Y el aire silencioso y serio de Liam Neeson se transforma en una genial sonrisa, con la que revela toda la complicidad que ha tenido con la sátira, la comedia negra y también la violencia y tragedia de la película. "Mi intención –dice inmediatamente el director– ha sido burlarme de todos esos personas que piensan que la venganza es una solución viable para abordar los problemas de uno".

"La sed de venganza –dice Liam Neeson– existe en todos los hombres, pero ninguno consigue ver el poder destructivo que tiene. Es una muy mala idea vengarse. Crecí en Irlanda del Norte, pasé quince años allí y vi esto que digo en amigos, compañeros… que se implicaron en la venganza. He visto la destrucción que conlleva la venganza. Recibí una lección muy precoz de que la venganza no funciona". Entonces, el actor saca de su bolsillo un papel y lee: "Marco Aurelio, que era un emperador, dijo que son peores las consecuencias del enfado que sus causas".

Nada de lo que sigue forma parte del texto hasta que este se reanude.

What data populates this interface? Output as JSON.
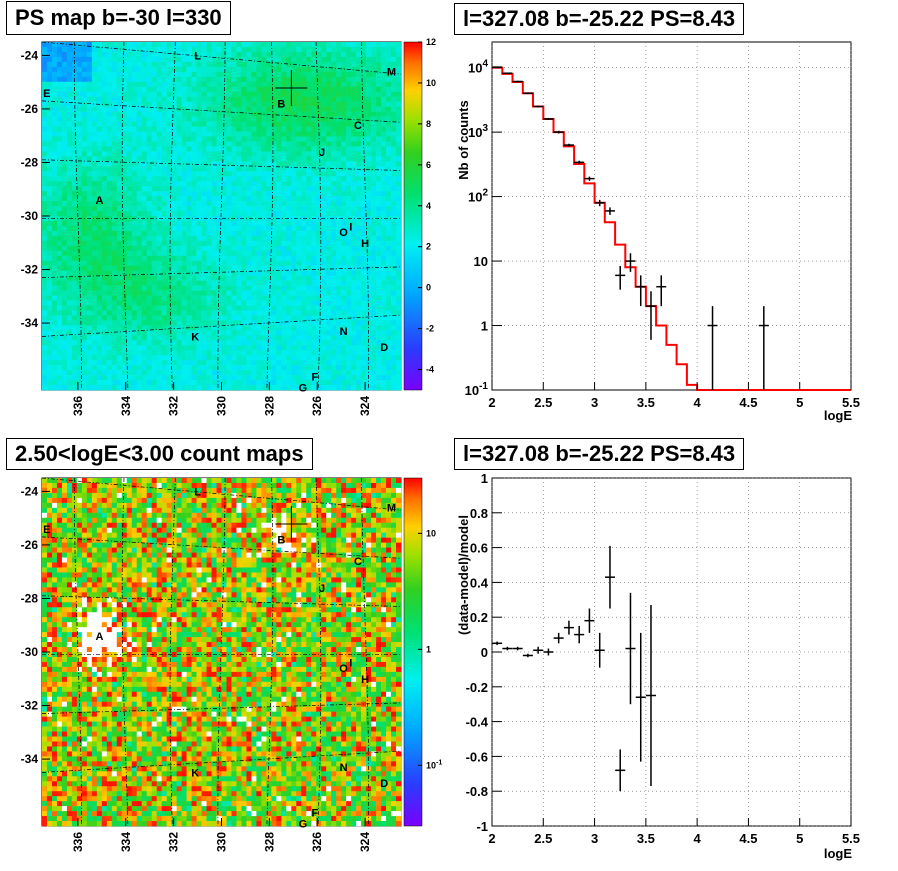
{
  "titles": {
    "map_top": "PS map b=-30 l=330",
    "spec_top": "l=327.08 b=-25.22 PS=8.43",
    "map_bottom": "2.50<logE<3.00 count maps",
    "ratio_bottom": "l=327.08 b=-25.22 PS=8.43"
  },
  "colors": {
    "model_line": "#ff0000",
    "data_marker": "#000000",
    "grid": "#888888"
  },
  "chart_data": [
    {
      "type": "heatmap",
      "title": "PS map b=-30 l=330",
      "x_ticks": [
        "336",
        "334",
        "332",
        "330",
        "328",
        "326",
        "324"
      ],
      "y_ticks": [
        "-24",
        "-26",
        "-28",
        "-30",
        "-32",
        "-34"
      ],
      "xlim": [
        337.5,
        322.5
      ],
      "ylim": [
        -36.5,
        -23.5
      ],
      "colorbar_ticks": [
        "12",
        "10",
        "8",
        "6",
        "4",
        "2",
        "0",
        "-2",
        "-4"
      ],
      "colorbar_range": [
        -5,
        12
      ],
      "source_labels": [
        {
          "label": "L",
          "l": 331.0,
          "b": -24.0
        },
        {
          "label": "M",
          "l": 322.9,
          "b": -24.6
        },
        {
          "label": "E",
          "l": 337.3,
          "b": -25.4
        },
        {
          "label": "B",
          "l": 327.5,
          "b": -25.8
        },
        {
          "label": "C",
          "l": 324.3,
          "b": -26.6
        },
        {
          "label": "J",
          "l": 325.8,
          "b": -27.6
        },
        {
          "label": "A",
          "l": 335.1,
          "b": -29.4
        },
        {
          "label": "O",
          "l": 324.9,
          "b": -30.6
        },
        {
          "label": "I",
          "l": 324.6,
          "b": -30.4
        },
        {
          "label": "H",
          "l": 324.0,
          "b": -31.0
        },
        {
          "label": "N",
          "l": 324.9,
          "b": -34.3
        },
        {
          "label": "D",
          "l": 323.2,
          "b": -34.9
        },
        {
          "label": "K",
          "l": 331.1,
          "b": -34.5
        },
        {
          "label": "F",
          "l": 326.1,
          "b": -36.0
        },
        {
          "label": "G",
          "l": 326.6,
          "b": -36.4
        }
      ],
      "crosshair": {
        "l": 327.08,
        "b": -25.22
      }
    },
    {
      "type": "line",
      "title": "l=327.08 b=-25.22 PS=8.43",
      "xlabel": "logE",
      "ylabel": "Nb of counts",
      "xlim": [
        2,
        5.5
      ],
      "ylim": [
        0.1,
        25000
      ],
      "yscale": "log",
      "grid": true,
      "x_ticks": [
        "2",
        "2.5",
        "3",
        "3.5",
        "4",
        "4.5",
        "5",
        "5.5"
      ],
      "y_ticks": [
        "10^4",
        "10^3",
        "10^2",
        "10",
        "1",
        "10^-1"
      ],
      "model_steps": {
        "edges": [
          2.0,
          2.1,
          2.2,
          2.3,
          2.4,
          2.5,
          2.6,
          2.7,
          2.8,
          2.9,
          3.0,
          3.1,
          3.2,
          3.3,
          3.4,
          3.5,
          3.6,
          3.7,
          3.8,
          3.9,
          4.0,
          4.1,
          4.2,
          4.3,
          4.4,
          4.5,
          4.6,
          4.7,
          4.8,
          4.9,
          5.0,
          5.1,
          5.2,
          5.3,
          5.4,
          5.5
        ],
        "values": [
          10000,
          8000,
          6000,
          4000,
          2500,
          1600,
          1000,
          600,
          320,
          160,
          80,
          40,
          18,
          8,
          4,
          2,
          1,
          0.5,
          0.25,
          0.12,
          0.1,
          0.1,
          0.1,
          0.1,
          0.1,
          0.1,
          0.1,
          0.1,
          0.1,
          0.1,
          0.1,
          0.1,
          0.1,
          0.1,
          0.1
        ]
      },
      "data_points": [
        {
          "x": 2.05,
          "y": 10200,
          "lo": 10000,
          "hi": 10400
        },
        {
          "x": 2.15,
          "y": 8200,
          "lo": 8000,
          "hi": 8400
        },
        {
          "x": 2.25,
          "y": 6100,
          "lo": 5950,
          "hi": 6250
        },
        {
          "x": 2.35,
          "y": 4000,
          "lo": 3900,
          "hi": 4100
        },
        {
          "x": 2.45,
          "y": 2500,
          "lo": 2420,
          "hi": 2580
        },
        {
          "x": 2.55,
          "y": 1600,
          "lo": 1540,
          "hi": 1660
        },
        {
          "x": 2.65,
          "y": 1000,
          "lo": 950,
          "hi": 1050
        },
        {
          "x": 2.75,
          "y": 630,
          "lo": 600,
          "hi": 660
        },
        {
          "x": 2.85,
          "y": 340,
          "lo": 320,
          "hi": 360
        },
        {
          "x": 2.95,
          "y": 190,
          "lo": 176,
          "hi": 204
        },
        {
          "x": 3.05,
          "y": 80,
          "lo": 71,
          "hi": 89
        },
        {
          "x": 3.15,
          "y": 60,
          "lo": 52,
          "hi": 68
        },
        {
          "x": 3.25,
          "y": 6,
          "lo": 3.6,
          "hi": 8.4
        },
        {
          "x": 3.35,
          "y": 10,
          "lo": 6.8,
          "hi": 13.2
        },
        {
          "x": 3.45,
          "y": 4,
          "lo": 2,
          "hi": 6
        },
        {
          "x": 3.55,
          "y": 2,
          "lo": 0.6,
          "hi": 3.4
        },
        {
          "x": 3.65,
          "y": 4,
          "lo": 2,
          "hi": 6
        },
        {
          "x": 4.15,
          "y": 1,
          "lo": 0.1,
          "hi": 2
        },
        {
          "x": 4.65,
          "y": 1,
          "lo": 0.1,
          "hi": 2
        }
      ]
    },
    {
      "type": "heatmap",
      "title": "2.50<logE<3.00 count maps",
      "x_ticks": [
        "336",
        "334",
        "332",
        "330",
        "328",
        "326",
        "324"
      ],
      "y_ticks": [
        "-24",
        "-26",
        "-28",
        "-30",
        "-32",
        "-34"
      ],
      "xlim": [
        337.5,
        322.5
      ],
      "ylim": [
        -36.5,
        -23.5
      ],
      "colorbar_ticks": [
        "10",
        "1",
        "10^-1"
      ],
      "colorbar_scale": "log",
      "colorbar_range": [
        0.03,
        30
      ],
      "hotspots": [
        {
          "label": "A",
          "l": 335.0,
          "b": -29.6
        },
        {
          "label": "B",
          "l": 327.5,
          "b": -25.8
        }
      ],
      "crosshair": {
        "l": 327.08,
        "b": -25.22
      }
    },
    {
      "type": "scatter",
      "title": "l=327.08 b=-25.22 PS=8.43",
      "xlabel": "logE",
      "ylabel": "(data-model)/model",
      "xlim": [
        2,
        5.5
      ],
      "ylim": [
        -1,
        1
      ],
      "grid": true,
      "x_ticks": [
        "2",
        "2.5",
        "3",
        "3.5",
        "4",
        "4.5",
        "5",
        "5.5"
      ],
      "y_ticks": [
        "1",
        "0.8",
        "0.6",
        "0.4",
        "0.2",
        "0",
        "-0.2",
        "-0.4",
        "-0.6",
        "-0.8",
        "-1"
      ],
      "points": [
        {
          "x": 2.05,
          "y": 0.05,
          "err": 0.01
        },
        {
          "x": 2.15,
          "y": 0.02,
          "err": 0.01
        },
        {
          "x": 2.25,
          "y": 0.02,
          "err": 0.01
        },
        {
          "x": 2.35,
          "y": -0.02,
          "err": 0.01
        },
        {
          "x": 2.45,
          "y": 0.01,
          "err": 0.02
        },
        {
          "x": 2.55,
          "y": 0.0,
          "err": 0.02
        },
        {
          "x": 2.65,
          "y": 0.08,
          "err": 0.03
        },
        {
          "x": 2.75,
          "y": 0.14,
          "err": 0.04
        },
        {
          "x": 2.85,
          "y": 0.1,
          "err": 0.05
        },
        {
          "x": 2.95,
          "y": 0.18,
          "err": 0.07
        },
        {
          "x": 3.05,
          "y": 0.01,
          "err": 0.1
        },
        {
          "x": 3.15,
          "y": 0.43,
          "err": 0.18
        },
        {
          "x": 3.25,
          "y": -0.68,
          "err": 0.12
        },
        {
          "x": 3.35,
          "y": 0.02,
          "err": 0.32
        },
        {
          "x": 3.45,
          "y": -0.26,
          "err": 0.37
        },
        {
          "x": 3.55,
          "y": -0.25,
          "err": 0.52
        }
      ]
    }
  ]
}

—A propósito, el conflicto en Irlanda del Norte todavía sigue, aunque se silencia.

—Si se aprueba el Brexit, lo cual es potencial todavía, ese conflicto que sigue ahí podría de nuevo dispararse. Nadie sabe aun lo que podría pasar.

Y de Europa a Estados Unidos. De vuelta, Liam Neeson confiesa que vio la película original de Hans Petter Moland y que cuando le propusieron una transferencia al público americano, le intrigó y le interesó mucho, "sobre todo por el papel que tienen en ella los nativos americanos. Los nativos como parte del narcotráfico, eso nunca se ha visto en Hollywood. Están peleando en su tierra, en lo que fue su territorio. Cuando vi la escena de Tom Jackson (actor canadiense nacido en la reserva de Saskatchewan) en la estación de esquí, al aire libre con los brazos abiertos celebrando la naturaleza, me enganchó de un modo extraordinariamente hermoso. Esa es una dimensión que no está en la película original. El hecho es que toda esa tierra es suya, de los nativos", explica Neeson.

Venganza bajo cero, que cuenta con algunas escenas hilarantes, hace un tratamiento de la violencia desproporcionado, escuela Tarantino, con la que el cineasta asegura que así "la violencia se entiende de otra manera. Es todo lo contrario a banalizarla. Aquí se dice que todas los hombres son malos, pero todos son seres humanos".

"Las mujeres y el niño de diez años son los únicos que entienden lo mala que es la violencia y la venganza", apostilla Neeson, que se revela incapaz de unir en una sola línea su trayectoria desde películas como La lista de Schindler a ésta. "Además, Steven Spielberg hizo una película extraordinaria, pero nunca me identifiqué plenamente con ese papel. Él quería que mi personaje mostrara que era amigo del comandante nazi, un tipo del que vi grabaciones y que se molestaba si el atardecer no era perfecto porque sus invitados no iban a ver el atardecer que él quería. Me parecía muy confuso todo eso".

—Algunos dicen, a propósito de toda esa saga de películas de venganza, que es usted el heredero de Charles Bronson…

–¿Bronson? ¿Cómo se llama el actor este británico…? Jason Statham. Ese sí que es el heredero de Bronson.

Y entonces, este veterano con fama de taciturno y reservado, hace una divertida imitación de Charles Bronson, el duro, golpeando la mesa y apretando los labios. Y es que Liam Neeson también vale para la comedia.